Use multi-processor architectures with dedicated CPUs for TCP/IP processing—Although this solution addresses the CPU choke point, it does not solve problems with memory requirements or PCI bus overhead. This method is also expensive because it requires multi-processor servers.

Without any complete solution, the industry is turning to TCP/IP offload engines (TOEs)—a new way of addressing TCP/IP processing without sacrificing application availability.

GbE adapters with TOEs

A TOE offloads TCP/IP protocol processing from the host to the adapter, clearing choke points without incurring high costs. Some TOEs fully offload all TCP/IP processing, while others use a "partial offload" approach.

A TOE ASIC can eliminate the performance penalties described above:

CPU interrupts—By passing complete data blocks to the operating system, TOEs ensure a maximum of one CPU interrupt per transaction. A standard NIC, running 64KB block sizes, will generate as many as 40 interrupts. A TOE, running the same block size, will generate as few as two interrupts.

Memory—Since all context information, TCP segmentation, and re-assembly are managed by the TOE, memory accesses drop dramatically. Instead of multiple trips, there is only one: from adapter to destination.

PCI bus—As trips to memory decrease, trips across the PCI bus decrease. Instead of multiple trips per packet, there is only one: Packets are written directly to the destination.

TOE benefits

Adapters with embedded TOE ASICs can offer a number of benefits:

  • Reduced costs of server purchases and upgrades via the use of smaller servers and less expensive application licenses;
  • Significantly increased CPU cycles for application processing; and
  • Significant drops in latency, reducing client response times and making service level agreements (SLAs) easier to achieve.

Overall, systems using adapters with TOE ASICs can increase throughput significantly across all payload sizes.
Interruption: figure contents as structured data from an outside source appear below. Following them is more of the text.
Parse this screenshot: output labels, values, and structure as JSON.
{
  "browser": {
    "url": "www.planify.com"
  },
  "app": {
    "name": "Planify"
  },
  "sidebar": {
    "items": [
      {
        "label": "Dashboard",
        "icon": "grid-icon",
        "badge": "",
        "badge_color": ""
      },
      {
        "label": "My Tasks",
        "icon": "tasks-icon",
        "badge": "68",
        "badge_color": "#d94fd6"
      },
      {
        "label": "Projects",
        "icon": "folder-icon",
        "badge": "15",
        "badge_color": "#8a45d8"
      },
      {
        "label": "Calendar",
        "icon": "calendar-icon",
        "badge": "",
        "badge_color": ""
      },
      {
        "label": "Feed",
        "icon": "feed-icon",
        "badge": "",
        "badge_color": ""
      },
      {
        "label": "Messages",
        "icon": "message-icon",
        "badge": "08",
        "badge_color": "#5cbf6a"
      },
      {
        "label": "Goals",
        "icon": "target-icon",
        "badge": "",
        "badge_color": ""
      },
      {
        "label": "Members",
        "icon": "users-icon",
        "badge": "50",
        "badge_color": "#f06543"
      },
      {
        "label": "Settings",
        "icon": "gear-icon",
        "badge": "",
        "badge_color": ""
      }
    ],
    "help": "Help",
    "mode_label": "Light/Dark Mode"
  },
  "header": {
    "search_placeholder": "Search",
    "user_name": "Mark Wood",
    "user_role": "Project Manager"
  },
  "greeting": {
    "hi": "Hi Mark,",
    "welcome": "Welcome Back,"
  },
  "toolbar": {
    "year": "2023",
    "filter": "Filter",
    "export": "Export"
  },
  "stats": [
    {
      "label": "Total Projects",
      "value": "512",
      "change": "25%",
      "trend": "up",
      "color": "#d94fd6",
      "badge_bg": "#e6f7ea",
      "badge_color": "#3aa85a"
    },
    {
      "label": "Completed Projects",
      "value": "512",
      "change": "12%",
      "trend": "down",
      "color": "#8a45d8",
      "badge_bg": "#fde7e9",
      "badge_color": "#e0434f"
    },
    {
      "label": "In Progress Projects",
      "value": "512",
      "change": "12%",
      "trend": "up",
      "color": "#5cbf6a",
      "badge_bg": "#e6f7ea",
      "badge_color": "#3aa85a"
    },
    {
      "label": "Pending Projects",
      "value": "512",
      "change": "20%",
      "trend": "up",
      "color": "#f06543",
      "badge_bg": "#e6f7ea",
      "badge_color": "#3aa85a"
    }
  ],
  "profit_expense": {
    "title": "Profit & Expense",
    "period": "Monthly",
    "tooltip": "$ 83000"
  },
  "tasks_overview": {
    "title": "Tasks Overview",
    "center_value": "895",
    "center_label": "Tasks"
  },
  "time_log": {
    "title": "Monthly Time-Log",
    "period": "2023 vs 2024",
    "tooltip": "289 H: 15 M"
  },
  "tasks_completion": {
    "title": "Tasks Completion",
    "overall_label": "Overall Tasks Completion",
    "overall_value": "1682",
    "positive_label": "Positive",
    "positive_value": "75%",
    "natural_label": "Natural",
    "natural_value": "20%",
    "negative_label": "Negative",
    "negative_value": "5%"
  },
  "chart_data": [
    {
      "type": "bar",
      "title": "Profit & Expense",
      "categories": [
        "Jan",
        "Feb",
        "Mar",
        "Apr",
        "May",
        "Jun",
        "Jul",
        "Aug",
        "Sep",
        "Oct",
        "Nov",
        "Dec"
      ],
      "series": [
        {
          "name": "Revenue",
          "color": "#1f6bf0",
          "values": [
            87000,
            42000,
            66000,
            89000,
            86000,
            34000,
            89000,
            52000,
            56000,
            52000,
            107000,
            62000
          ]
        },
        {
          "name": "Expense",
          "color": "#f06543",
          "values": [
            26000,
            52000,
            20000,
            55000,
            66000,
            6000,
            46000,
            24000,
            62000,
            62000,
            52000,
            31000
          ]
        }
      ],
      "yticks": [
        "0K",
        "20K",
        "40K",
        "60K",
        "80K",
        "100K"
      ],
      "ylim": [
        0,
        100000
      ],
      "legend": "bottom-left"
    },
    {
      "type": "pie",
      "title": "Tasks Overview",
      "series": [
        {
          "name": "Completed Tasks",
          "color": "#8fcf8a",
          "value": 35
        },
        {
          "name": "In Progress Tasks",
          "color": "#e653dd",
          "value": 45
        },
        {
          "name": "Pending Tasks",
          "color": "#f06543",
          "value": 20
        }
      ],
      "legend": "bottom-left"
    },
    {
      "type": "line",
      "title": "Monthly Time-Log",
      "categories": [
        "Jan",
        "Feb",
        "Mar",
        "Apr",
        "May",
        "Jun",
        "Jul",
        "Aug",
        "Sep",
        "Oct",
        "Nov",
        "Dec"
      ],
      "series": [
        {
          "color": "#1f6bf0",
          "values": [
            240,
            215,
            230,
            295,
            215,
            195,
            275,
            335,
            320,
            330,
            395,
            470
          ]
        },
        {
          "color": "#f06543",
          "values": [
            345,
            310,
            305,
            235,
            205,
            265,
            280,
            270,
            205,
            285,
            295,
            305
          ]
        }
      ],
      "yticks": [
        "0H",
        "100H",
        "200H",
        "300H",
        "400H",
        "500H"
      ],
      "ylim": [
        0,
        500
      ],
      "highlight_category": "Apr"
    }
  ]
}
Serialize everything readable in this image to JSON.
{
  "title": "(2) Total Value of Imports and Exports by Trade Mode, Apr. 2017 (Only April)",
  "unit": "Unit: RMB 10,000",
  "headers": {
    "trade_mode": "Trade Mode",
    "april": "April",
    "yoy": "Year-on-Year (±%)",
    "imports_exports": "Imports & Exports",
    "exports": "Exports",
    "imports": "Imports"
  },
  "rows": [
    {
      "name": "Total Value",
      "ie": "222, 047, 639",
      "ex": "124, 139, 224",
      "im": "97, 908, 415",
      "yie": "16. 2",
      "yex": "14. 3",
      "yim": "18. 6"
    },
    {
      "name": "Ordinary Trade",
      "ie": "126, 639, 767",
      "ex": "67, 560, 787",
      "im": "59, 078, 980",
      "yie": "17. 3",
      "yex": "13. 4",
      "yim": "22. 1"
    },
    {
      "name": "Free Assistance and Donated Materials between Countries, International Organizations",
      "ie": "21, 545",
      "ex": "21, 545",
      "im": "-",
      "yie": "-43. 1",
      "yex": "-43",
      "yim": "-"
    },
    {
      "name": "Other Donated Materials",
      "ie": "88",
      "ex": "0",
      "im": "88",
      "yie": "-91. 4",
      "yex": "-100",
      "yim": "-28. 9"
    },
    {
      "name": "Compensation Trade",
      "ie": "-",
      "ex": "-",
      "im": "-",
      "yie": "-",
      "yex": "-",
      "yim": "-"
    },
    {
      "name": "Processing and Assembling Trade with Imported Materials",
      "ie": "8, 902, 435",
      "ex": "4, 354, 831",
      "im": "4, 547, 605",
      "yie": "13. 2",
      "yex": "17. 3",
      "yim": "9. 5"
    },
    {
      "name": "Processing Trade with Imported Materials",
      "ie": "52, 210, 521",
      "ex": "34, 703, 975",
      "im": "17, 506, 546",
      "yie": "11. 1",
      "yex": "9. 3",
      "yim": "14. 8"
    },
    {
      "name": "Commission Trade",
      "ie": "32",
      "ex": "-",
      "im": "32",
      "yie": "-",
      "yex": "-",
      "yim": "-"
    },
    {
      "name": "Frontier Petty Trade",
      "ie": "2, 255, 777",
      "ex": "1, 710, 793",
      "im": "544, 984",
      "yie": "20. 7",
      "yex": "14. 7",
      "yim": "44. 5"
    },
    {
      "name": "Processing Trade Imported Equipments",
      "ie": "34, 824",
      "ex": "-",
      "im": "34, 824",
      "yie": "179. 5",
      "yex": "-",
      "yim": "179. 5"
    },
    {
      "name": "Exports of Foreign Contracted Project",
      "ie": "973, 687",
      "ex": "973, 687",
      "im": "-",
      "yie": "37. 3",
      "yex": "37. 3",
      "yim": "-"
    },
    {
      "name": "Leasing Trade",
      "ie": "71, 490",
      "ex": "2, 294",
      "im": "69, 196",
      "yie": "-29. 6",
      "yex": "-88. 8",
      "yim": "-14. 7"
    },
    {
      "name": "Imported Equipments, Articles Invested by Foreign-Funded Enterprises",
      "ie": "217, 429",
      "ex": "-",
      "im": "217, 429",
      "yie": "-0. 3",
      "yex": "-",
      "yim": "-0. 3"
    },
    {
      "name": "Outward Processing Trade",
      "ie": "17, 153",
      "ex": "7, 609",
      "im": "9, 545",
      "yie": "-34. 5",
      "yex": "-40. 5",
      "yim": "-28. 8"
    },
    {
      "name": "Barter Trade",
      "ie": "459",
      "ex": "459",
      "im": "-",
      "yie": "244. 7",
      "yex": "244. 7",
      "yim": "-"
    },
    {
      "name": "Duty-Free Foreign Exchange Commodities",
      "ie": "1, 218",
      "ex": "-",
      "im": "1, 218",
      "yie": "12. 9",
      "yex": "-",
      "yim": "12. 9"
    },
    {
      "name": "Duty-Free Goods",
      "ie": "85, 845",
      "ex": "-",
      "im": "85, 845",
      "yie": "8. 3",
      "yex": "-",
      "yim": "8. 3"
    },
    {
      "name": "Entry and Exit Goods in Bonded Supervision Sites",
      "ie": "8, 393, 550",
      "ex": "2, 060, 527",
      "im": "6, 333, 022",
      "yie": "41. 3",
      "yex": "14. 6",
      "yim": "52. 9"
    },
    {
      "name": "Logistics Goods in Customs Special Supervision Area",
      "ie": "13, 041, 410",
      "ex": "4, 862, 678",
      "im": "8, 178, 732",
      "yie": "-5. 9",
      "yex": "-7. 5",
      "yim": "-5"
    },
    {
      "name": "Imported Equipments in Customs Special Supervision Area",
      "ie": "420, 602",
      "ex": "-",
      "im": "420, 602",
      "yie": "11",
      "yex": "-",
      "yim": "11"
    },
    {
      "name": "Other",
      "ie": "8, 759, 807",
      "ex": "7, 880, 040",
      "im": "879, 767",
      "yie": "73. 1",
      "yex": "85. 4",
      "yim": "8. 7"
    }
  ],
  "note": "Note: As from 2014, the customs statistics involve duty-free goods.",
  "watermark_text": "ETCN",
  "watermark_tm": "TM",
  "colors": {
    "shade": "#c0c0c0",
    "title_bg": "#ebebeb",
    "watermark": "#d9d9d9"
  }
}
Tests conducted by PC Magazine on Gigabit Ethernet adapter performance at the server level have shown only marginal gains over Fast Ethernet. The typical non-TOE Gigabit Ethernet adapter performance for a Windows 2000 server was approximately 650Mbps. The performance for a Gigabit Ethernet adapter with an embedded TOE ASIC can reach 2,000Mbps.

Applications that benefit most

Applications that benefit from adapters with embedded TOEs range from network-attached storage (NAS) and iSCSI storage area networks (SANs) to video servers, general-purpose servers, and appliance servers (e.g., Web caching, security, and e-mail servers). These cards can also be used to accelerate LAN-based backup.

One of the key challenges for NAS is to increase IP I/O without increasing the number of filers. Adding filers increases management tasks and requires the addition of disruptive mount points on all attached servers. One way to solve this challenge is to upgrade Gigabit Ethernet NICs to TOE adapters. This increases TCP/IP performance and I/Os per second so that the NAS filer can achieve gigabit throughput levels. In addition, integrating TOEs into servers attached to NAS boxes can significantly improve application performance, as many NAS-attached server CPU cycles are usually dedicated to intensive TCP traffic between the NAS box and server.

TOEs can enable emerging IP storage protocols such as iSCSI to work as efficiently as current block-storage technologies. And block-storage systems that use familiar Ethernet and TCP/IP technology can be less expensive and easier to manage than current SAN alternatives.

A sampling of other applications that can benefit significantly from TOE-embedded adapters include large shared-file applications such as CAD/CAM and video editing; streaming data applications, including video conferencing; and databases, eCommerce, and OLTP. TOEs provide significant gains in the number of transactions per second without increasing the processing power required.

Today's network performance choke points are primarily a result of TCP/IP protocol processing. Adapters with embedded TOEs can eliminate these choke points and fully exploit Gigabit Ethernet networks. TOE benefits include performance gains, reduced server and software license costs, and lower infrastructure costs.

Peter Aylaian is director of marketing at Adaptec's Storage Network Group (www.adaptec.com) in Milpitas, CA.